Scientific study provides evidence of the association between FURIN and OUD for the first time
Genome-wide association study in individuals of European and African ancestry and multi-trait analysis of opioid use disorder identifies 19 independent genome-wide significant risk loci.
Opioid Use Disorder (OUD) is one of the biggest public health threats of this era with nearly 50,000 people dying (mostly preventable) from Opioid involved overdoses only in the US in 2019.

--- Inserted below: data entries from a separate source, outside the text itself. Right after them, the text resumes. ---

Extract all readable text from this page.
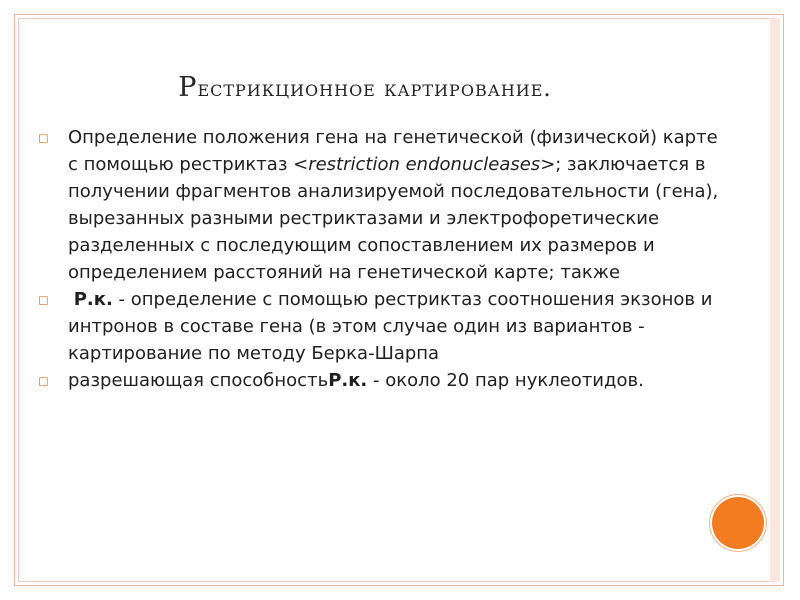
Рестрикционное картирование.
◻ Определение положения гена на генетической (физической) карте с помощью рестриктаз <restriction endonucleases>; заключается в получении фрагментов анализируемой последовательности (гена), вырезанных разными рестриктазами и электрофоретические разделенных с последующим сопоставлением их размеров и определением расстояний на генетической карте; также
◻	Р.к. - определение с помощью рестриктаз соотношения экзонов и интронов в составе гена (в этом случае один из вариантов - картирование по методу Берка-Шарпа
◻ разрешающая способностьР.к. - около 20 пар нуклеотидов.
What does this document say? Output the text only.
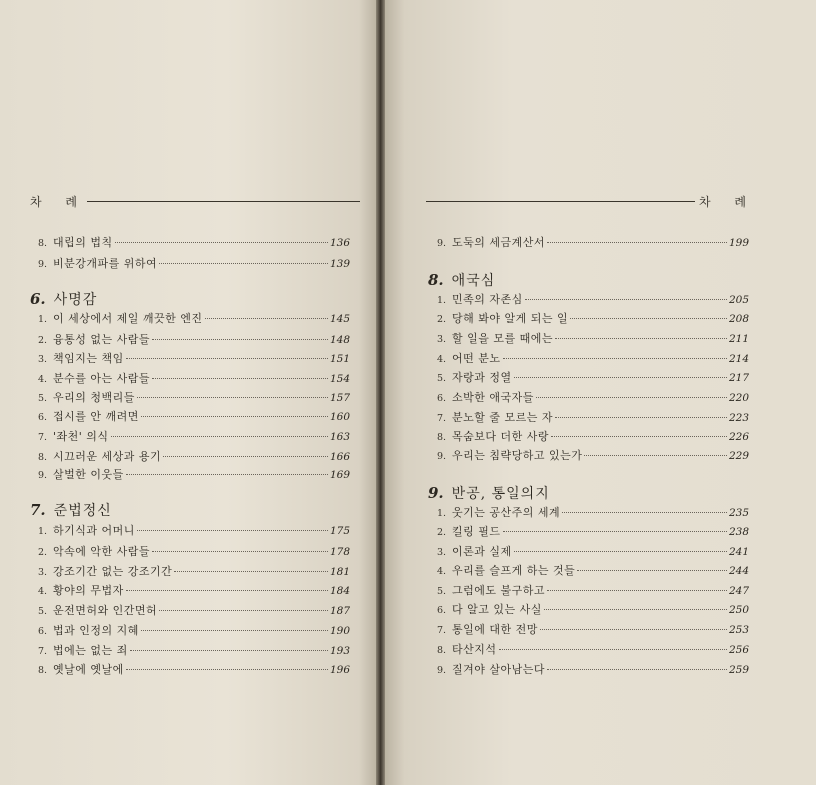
차 례	차 례
8. 대립의 법칙	136
9. 비분강개파를 위하여	139
6. 사명감
1. 이 세상에서 제일 깨끗한 엔진	145
2. 융통성 없는 사람들	148
3. 책임지는 책임	151
4. 분수를 아는 사람들	154
5. 우리의 청백리들	157
6. 접시를 안 깨려면	160
7. '좌천' 의식	163
8. 시끄러운 세상과 용기	166
9. 살벌한 이웃들	169
7. 준법정신
1. 하기식과 어머니	175
2. 악속에 악한 사람들	178
3. 강조기간 없는 강조기간	181
4. 황야의 무법자	184
5. 운전면허와 인간면허	187
6. 법과 인정의 지혜	190
7. 법에는 없는 죄	193
8. 옛날에 옛날에	196
9. 도둑의 세금계산서	199
8. 애국심
1. 민족의 자존심	205
2. 당해 봐야 알게 되는 일	208
3. 할 일을 모를 때에는	211
4. 어떤 분노	214
5. 자랑과 정열	217
6. 소박한 애국자들	220
7. 분노할 줄 모르는 자	223
8. 목숨보다 더한 사랑	226
9. 우리는 침략당하고 있는가	229
9. 반공, 통일의지
1. 웃기는 공산주의 세계	235
2. 킬링 필드	238
3. 이론과 실제	241
4. 우리를 슬프게 하는 것들	244
5. 그럼에도 불구하고	247
6. 다 알고 있는 사실	250
7. 통일에 대한 전망	253
8. 타산지석	256
9. 질겨야 살아남는다	259
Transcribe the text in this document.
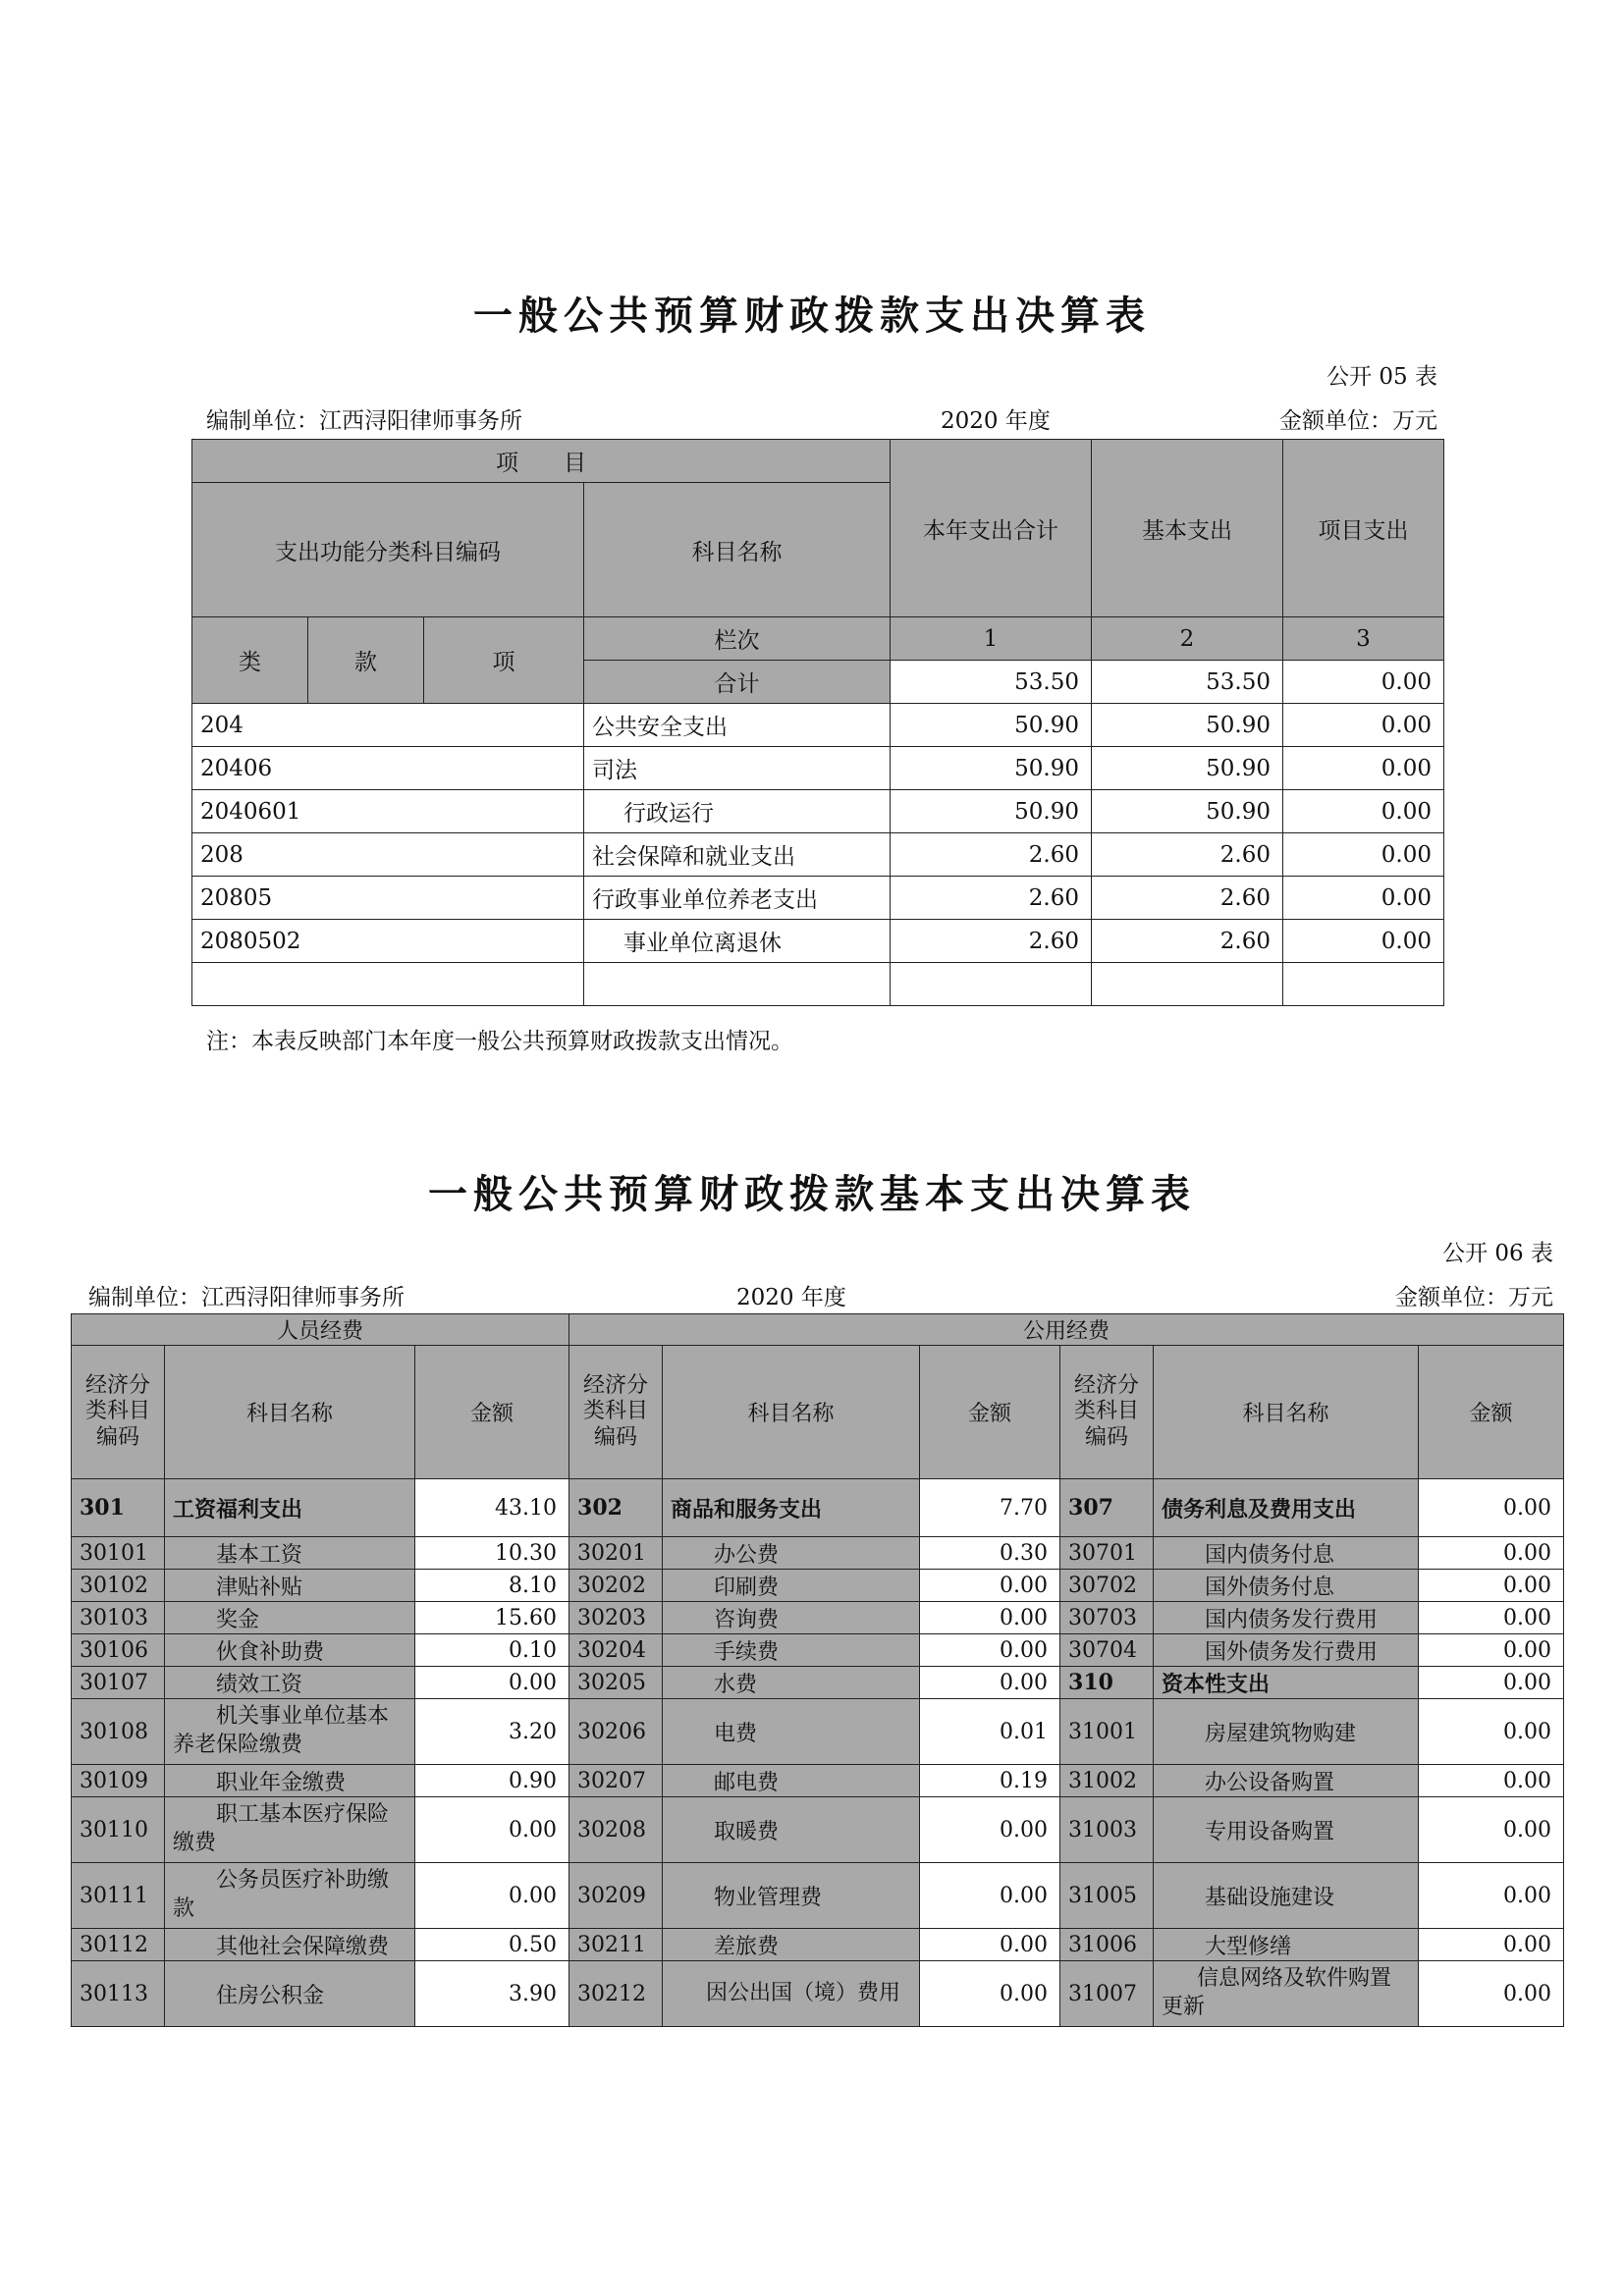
一般公共预算财政拨款支出决算表
公开 05 表
编制单位：江西浔阳律师事务所	2020 年度	金额单位：万元
项　　目				本年支出合计	基本支出	项目支出
支出功能分类科目编码			科目名称			
类	款	项	栏次	1	2	3
			合计	53.50	53.50	0.00
204			公共安全支出	50.90	50.90	0.00
20406			司法	50.90	50.90	0.00
2040601			行政运行	50.90	50.90	0.00
208			社会保障和就业支出	2.60	2.60	0.00
20805			行政事业单位养老支出	2.60	2.60	0.00
2080502			事业单位离退休	2.60	2.60	0.00

注：本表反映部门本年度一般公共预算财政拨款支出情况。
一般公共预算财政拨款基本支出决算表
公开 06 表
编制单位：江西浔阳律师事务所	2020 年度	金额单位：万元
人员经费			公用经费					
经济分类科目编码	科目名称	金额	经济分类科目编码	科目名称	金额	经济分类科目编码	科目名称	金额
301	工资福利支出	43.10	302	商品和服务支出	7.70	307	债务利息及费用支出	0.00
30101	基本工资	10.30	30201	办公费	0.30	30701	国内债务付息	0.00
30102	津贴补贴	8.10	30202	印刷费	0.00	30702	国外债务付息	0.00
30103	奖金	15.60	30203	咨询费	0.00	30703	国内债务发行费用	0.00
30106	伙食补助费	0.10	30204	手续费	0.00	30704	国外债务发行费用	0.00
30107	绩效工资	0.00	30205	水费	0.00	310	资本性支出	0.00
30108	机关事业单位基本养老保险缴费	3.20	30206	电费	0.01	31001	房屋建筑物购建	0.00
30109	职业年金缴费	0.90	30207	邮电费	0.19	31002	办公设备购置	0.00
30110	职工基本医疗保险缴费	0.00	30208	取暖费	0.00	31003	专用设备购置	0.00
30111	公务员医疗补助缴款	0.00	30209	物业管理费	0.00	31005	基础设施建设	0.00
30112	其他社会保障缴费	0.50	30211	差旅费	0.00	31006	大型修缮	0.00
30113	住房公积金	3.90	30212	因公出国（境）费用	0.00	31007	信息网络及软件购置更新	0.00
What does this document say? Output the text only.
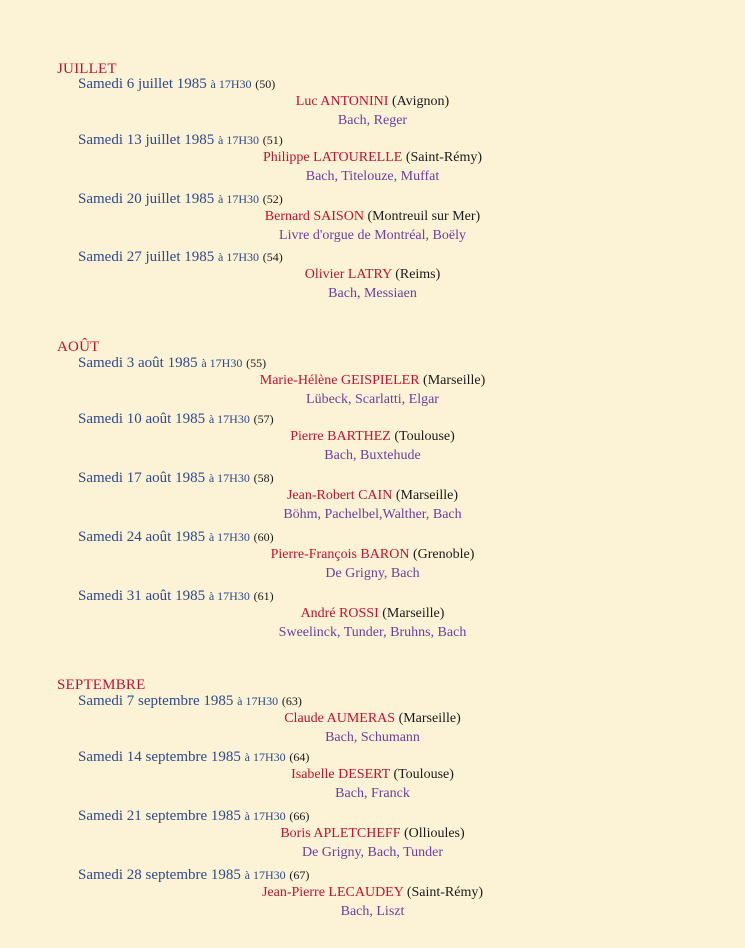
JUILLET
Samedi 6 juillet 1985 à 17H30 (50)
Luc ANTONINI (Avignon)
Bach, Reger
Samedi 13 juillet 1985 à 17H30 (51)
Philippe LATOURELLE (Saint-Rémy)
Bach, Titelouze, Muffat
Samedi 20 juillet 1985 à 17H30 (52)
Bernard SAISON (Montreuil sur Mer)
Livre d'orgue de Montréal, Boëly
Samedi 27 juillet 1985 à 17H30 (54)
Olivier LATRY (Reims)
Bach, Messiaen
AOÛT
Samedi 3 août 1985 à 17H30 (55)
Marie-Hélène GEISPIELER (Marseille)
Lübeck, Scarlatti, Elgar
Samedi 10 août 1985 à 17H30 (57)
Pierre BARTHEZ (Toulouse)
Bach, Buxtehude
Samedi 17 août 1985 à 17H30 (58)
Jean-Robert CAIN (Marseille)
Böhm, Pachelbel,Walther, Bach
Samedi 24 août 1985 à 17H30 (60)
Pierre-François BARON (Grenoble)
De Grigny, Bach
Samedi 31 août 1985 à 17H30 (61)
André ROSSI (Marseille)
Sweelinck, Tunder, Bruhns, Bach
SEPTEMBRE
Samedi 7 septembre 1985 à 17H30 (63)
Claude AUMERAS (Marseille)
Bach, Schumann
Samedi 14 septembre 1985 à 17H30 (64)
Isabelle DESERT (Toulouse)
Bach, Franck
Samedi 21 septembre 1985 à 17H30 (66)
Boris APLETCHEFF (Ollioules)
De Grigny, Bach, Tunder
Samedi 28 septembre 1985 à 17H30 (67)
Jean-Pierre LECAUDEY (Saint-Rémy)
Bach, Liszt
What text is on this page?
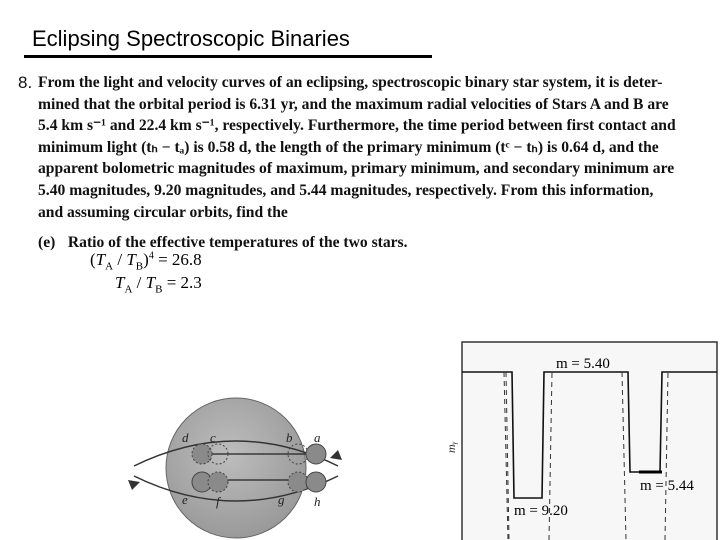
Eclipsing Spectroscopic Binaries
8. From the light and velocity curves of an eclipsing, spectroscopic binary star system, it is deter-
mined that the orbital period is 6.31 yr, and the maximum radial velocities of Stars A and B are
5.4 km s⁻¹ and 22.4 km s⁻¹, respectively. Furthermore, the time period between first contact and
minimum light (tₕ − tₐ) is 0.58 d, the length of the primary minimum (tᶜ − tₕ) is 0.64 d, and the
apparent bolometric magnitudes of maximum, primary minimum, and secondary minimum are
5.40 magnitudes, 9.20 magnitudes, and 5.44 magnitudes, respectively. From this information,
and assuming circular orbits, find the
(e) Ratio of the effective temperatures of the two stars.
$(T_A / T_B)^4 = 26.8$
$T_A / T_B = 2.3$
d c	b a
e f	g h
mᵧ
m = 5.40
m = 9.20
m = 5.44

It has an estimated economic burden of $78.5 billion a year including the costs of healthcare, lost productivity, addiction treatment, and criminal justice involvement alone in the U.S. Although it has been well known for a long time that the OUDs are influenced by heritable genetic factors, there is still no clear understanding on genetic loci contributing for OUD. A new study identified the genomic risk factors for the development of OUD and its underlying biology for the first time. Scientists conducted a large genetic study [MTAG (Multi-trait analysis of GWAS)] of OUD among individuals of European (EUR) and African (AFR) ancestry with an overall sample size of 639,063 and provided evidence of the association between FURIN and OUD for the first time.
The meta-analysis successfully identified OUD variant associations at OPRM1, single variant associations with FURIN (Furin, Paired Basic Amino Acid Cleaving Enzyme), and 18 genome-wide significant (GWS) associations in the OUD-MTAG.
Such findings will advance our scientific understanding of OUD risk and would yield better management options.